STOP Racism at Dis-Chem

Dis-Chem has implemented a “moratorium” on hiring or promoting anyone that happens to be white. This, and the laws that are pushing it, must be stopped.

f8606d92-7ce1-4f6c-947d-32047ce83754.jpeg

Fill in the form to say “No!” to institutionalised racism at Dis-Chem and throughout South Africa.

Sign up and we will send this letter on your behalf to Dis-Chem to demand merit-based hiring and join the fight against all race-laws in South Africa.

BEE is ruining South Africa economically, socially and politically. The Zondo report said race-law is at the heart of corruption in the public service, because it undermines the merit principle and creates confusion that bad actors exploit. Merit is the best medicine. But Minister Thulas Nxesi promised “more aggressive” BEE and now Dis-chem is delivering.

A leaked document revealed that Dis-Chem implemented a moratorium on hiring whites, especially at senior levels, to improve its employment equity profile and avoid potential fines ranging from 2% to 10% of annual turnover. But the majority do not want this.

In 2020 the IRR commissioned an independent expert to conduct a nationwide, demographically representative, statistically significant survey of South Africans’ divergent opinions. Almost 15% of white respondents endorsed a Dis-chem-style policy of hiring “Only blacks”.

By contrast 80% of black respondents preferred “appointment on merit”. At least 80% of respondents within each race group preferred the merit principle. This is the way forward. Dis-chem is going backward.

But Dis-Chem is under pressure and it is not alone. It does not help to break or bankrupt Dis-Chem. Instead decent South Africans need to stand up and save that pharmacy from the institutionalised racism it is now trying to implement. Dis-Chem is bending the knee to race-law. Instead, it must stand up and be part of the solution. Join the call to make that happen.

Dis-Chem’s moratorium is inconsistent with the Constitution, which identifies ‘non-racialism’ as a founding value of South Africa's democracy. In addition, it contradicts the equality clause (Section 9), which bars the private sector from unfairly discriminating against people on the basis of their race – and says that any discrimination on racial grounds ‘is unfair’ unless the contrary is proved.

Two flawed Constitutional Court judgments (handed down against government departments, rather than private companies) have seemingly sanctioned the rigid racial quota that Dis-Chem is applying. But these rulings overlook the three-fold test for the validity of race-based affirmative action measures laid down by the Constitutional Court in the Van Heerden case in 2004.

According to the Van Heerden ruling, ‘authorised remedial measures’ must meet three tests: they must (1) target the disadvantaged, (2) be designed to advance them, and (3) promote the achievement of equality.

Dis-Chem’s moratorium will not ‘target the disadvantaged’. If anything, it will benefit the most skilled and politically connected group within the black population.

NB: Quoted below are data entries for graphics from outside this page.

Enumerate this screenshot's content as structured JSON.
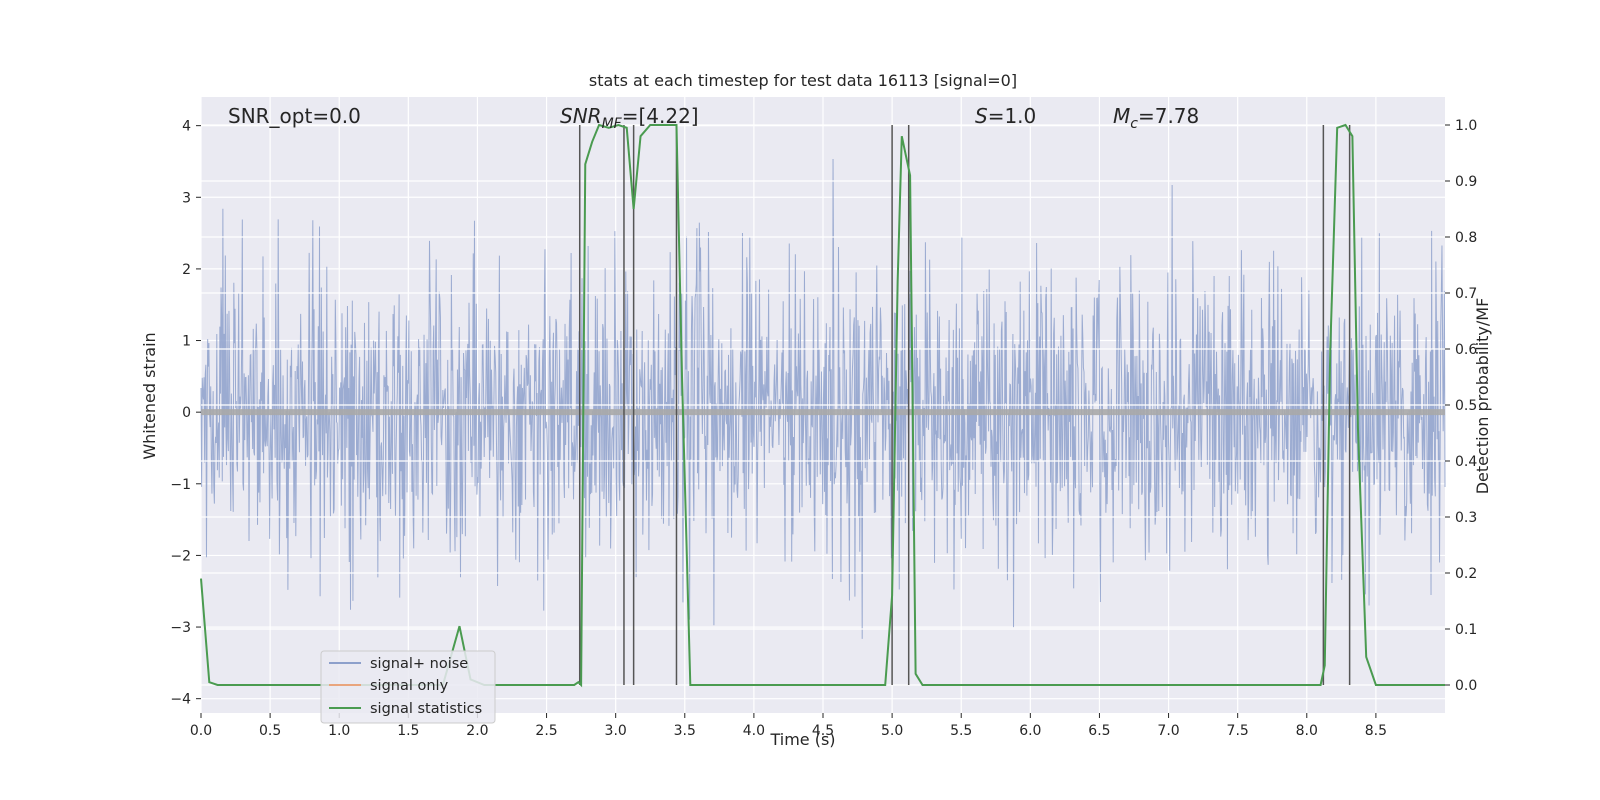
{
  "chart_data": {
    "type": "line",
    "title": "stats at each timestep for test data 16113 [signal=0]",
    "xlabel": "Time (s)",
    "ylabel_left": "Whitened strain",
    "ylabel_right": "Detection probability/MF",
    "xlim": [
      0.0,
      9.0
    ],
    "ylim_left": [
      -4.2,
      4.4
    ],
    "ylim_right": [
      -0.05,
      1.05
    ],
    "xticks": [
      "0.0",
      "0.5",
      "1.0",
      "1.5",
      "2.0",
      "2.5",
      "3.0",
      "3.5",
      "4.0",
      "4.5",
      "5.0",
      "5.5",
      "6.0",
      "6.5",
      "7.0",
      "7.5",
      "8.0",
      "8.5"
    ],
    "yticks_left": [
      "−4",
      "−3",
      "−2",
      "−1",
      "0",
      "1",
      "2",
      "3",
      "4"
    ],
    "yticks_right": [
      "0.0",
      "0.1",
      "0.2",
      "0.3",
      "0.4",
      "0.5",
      "0.6",
      "0.7",
      "0.8",
      "0.9",
      "1.0"
    ],
    "grid": true,
    "legend_placement": "lower-left",
    "annotations": {
      "snr_opt": "SNR_opt=0.0",
      "snr_mf_main": "SNR",
      "snr_mf_sub": "MF",
      "snr_mf_value": "=[4.22]",
      "s_main": "S",
      "s_value": "=1.0",
      "mc_main": "M",
      "mc_sub": "c",
      "mc_value": "=7.78"
    },
    "series": [
      {
        "name": "signal+ noise",
        "color": "#8da0cb",
        "axis": "left",
        "noise_std": 1.0,
        "t_start": 0.0,
        "t_end": 9.0,
        "samples": 2048
      },
      {
        "name": "signal only",
        "color": "#e9a57d",
        "axis": "left",
        "x": [
          0.0,
          9.0
        ],
        "y": [
          0.0,
          0.0
        ]
      },
      {
        "name": "signal statistics",
        "color": "#4a9b50",
        "axis": "right",
        "x": [
          0.0,
          0.06,
          0.12,
          0.5,
          1.0,
          1.5,
          1.75,
          1.87,
          1.95,
          2.05,
          2.3,
          2.7,
          2.73,
          2.75,
          2.78,
          2.83,
          2.88,
          2.95,
          3.02,
          3.08,
          3.13,
          3.18,
          3.25,
          3.35,
          3.44,
          3.48,
          3.54,
          3.6,
          4.0,
          4.5,
          4.95,
          5.0,
          5.04,
          5.07,
          5.13,
          5.17,
          5.22,
          5.3,
          6.0,
          7.0,
          8.0,
          8.1,
          8.13,
          8.17,
          8.22,
          8.28,
          8.33,
          8.37,
          8.43,
          8.5,
          9.0
        ],
        "y": [
          0.19,
          0.005,
          0.0,
          0.0,
          0.0,
          0.0,
          0.0,
          0.105,
          0.01,
          0.0,
          0.0,
          0.0,
          0.005,
          0.0,
          0.93,
          0.97,
          1.0,
          0.995,
          1.0,
          0.995,
          0.85,
          0.98,
          1.0,
          1.0,
          1.0,
          0.55,
          0.0,
          0.0,
          0.0,
          0.0,
          0.0,
          0.16,
          0.72,
          0.98,
          0.91,
          0.02,
          0.0,
          0.0,
          0.0,
          0.0,
          0.0,
          0.0,
          0.035,
          0.6,
          0.995,
          1.0,
          0.98,
          0.46,
          0.05,
          0.0,
          0.0
        ]
      }
    ],
    "vertical_lines": [
      2.74,
      3.06,
      3.13,
      3.44,
      5.0,
      5.12,
      8.12,
      8.31
    ]
  }
}
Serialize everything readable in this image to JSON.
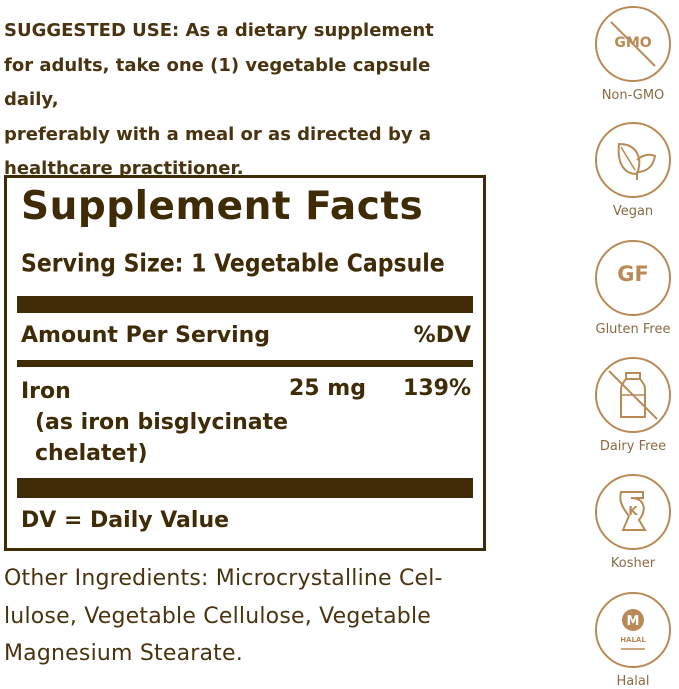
{
  "usage": {
    "heading": "SUGGESTED USE:",
    "line1": " As a dietary supplement",
    "line2": "for adults, take one (1) vegetable capsule daily,",
    "line3": "preferably with a meal or as directed by a",
    "line4": "healthcare practitioner."
  },
  "facts": {
    "title": "Supplement Facts",
    "serving_size": "Serving Size: 1 Vegetable Capsule",
    "amount_header": "Amount Per Serving",
    "dv_header": "%DV",
    "nutrient": {
      "name": "Iron",
      "detail_line1": "(as iron bisglycinate",
      "detail_line2": "chelate†)",
      "amount": "25 mg",
      "dv": "139%"
    },
    "dv_note": "DV = Daily Value"
  },
  "other_ingredients": {
    "line1": "Other Ingredients: Microcrystalline Cel-",
    "line2": "lulose, Vegetable Cellulose, Vegetable",
    "line3": "Magnesium Stearate."
  },
  "badges": [
    {
      "icon": "non-gmo-icon",
      "symbol": "GMO",
      "label": "Non-GMO"
    },
    {
      "icon": "vegan-leaf-icon",
      "label": "Vegan"
    },
    {
      "icon": "gluten-free-icon",
      "symbol": "GF",
      "label": "Gluten Free"
    },
    {
      "icon": "dairy-free-milk-icon",
      "label": "Dairy Free"
    },
    {
      "icon": "kosher-icon",
      "symbol": "K",
      "label": "Kosher"
    },
    {
      "icon": "halal-icon",
      "symbol": "M",
      "seal_text": "HALAL",
      "label": "Halal"
    }
  ],
  "colors": {
    "text": "#4a3410",
    "panel": "#3f2c06",
    "badge": "#b98a56",
    "badge_label": "#8a6a44"
  }
}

By contrast, the great majority of under-educated, poorly skilled, and often unemployed black South Africans will not gain at all.

Second, Dis-Chem’s moratorium must be ‘designed to advance’ the truly disadvantaged. But it will instead harm them, as the merit principle is jeopardised and the gross inefficiencies already evident in the public service percolate into the private sector too. This will reduce competitiveness, limit growth, and worsen the unemployment crisis.

Third, Dis-Chem’s moratorium will not promote the ‘achievement of equality’. Instead, it will further increase the gap between a small black political elite and more than 11 million black South Africans who remain jobless and destitute. This intra-black gap is the main cause of rising inequality since 1994.

Dis-Chem’s moratorium cannot satisfy the three Van Heerden tests and is unconstitutional.

It is time for Dis-Chem and other companies to take a stand. If remedial measures are to benefit more than a small black elite (what India calls ‘the creamy layer’), they must bring down the real barriers to genuine advancement of the poor. These barriers include dysfunctional schooling, collapsing public administration, escalating blackouts and ‘water shedding’, and countless policy obstacles to the investment, growth and employment that offer the only sure path to rising prosperity for all.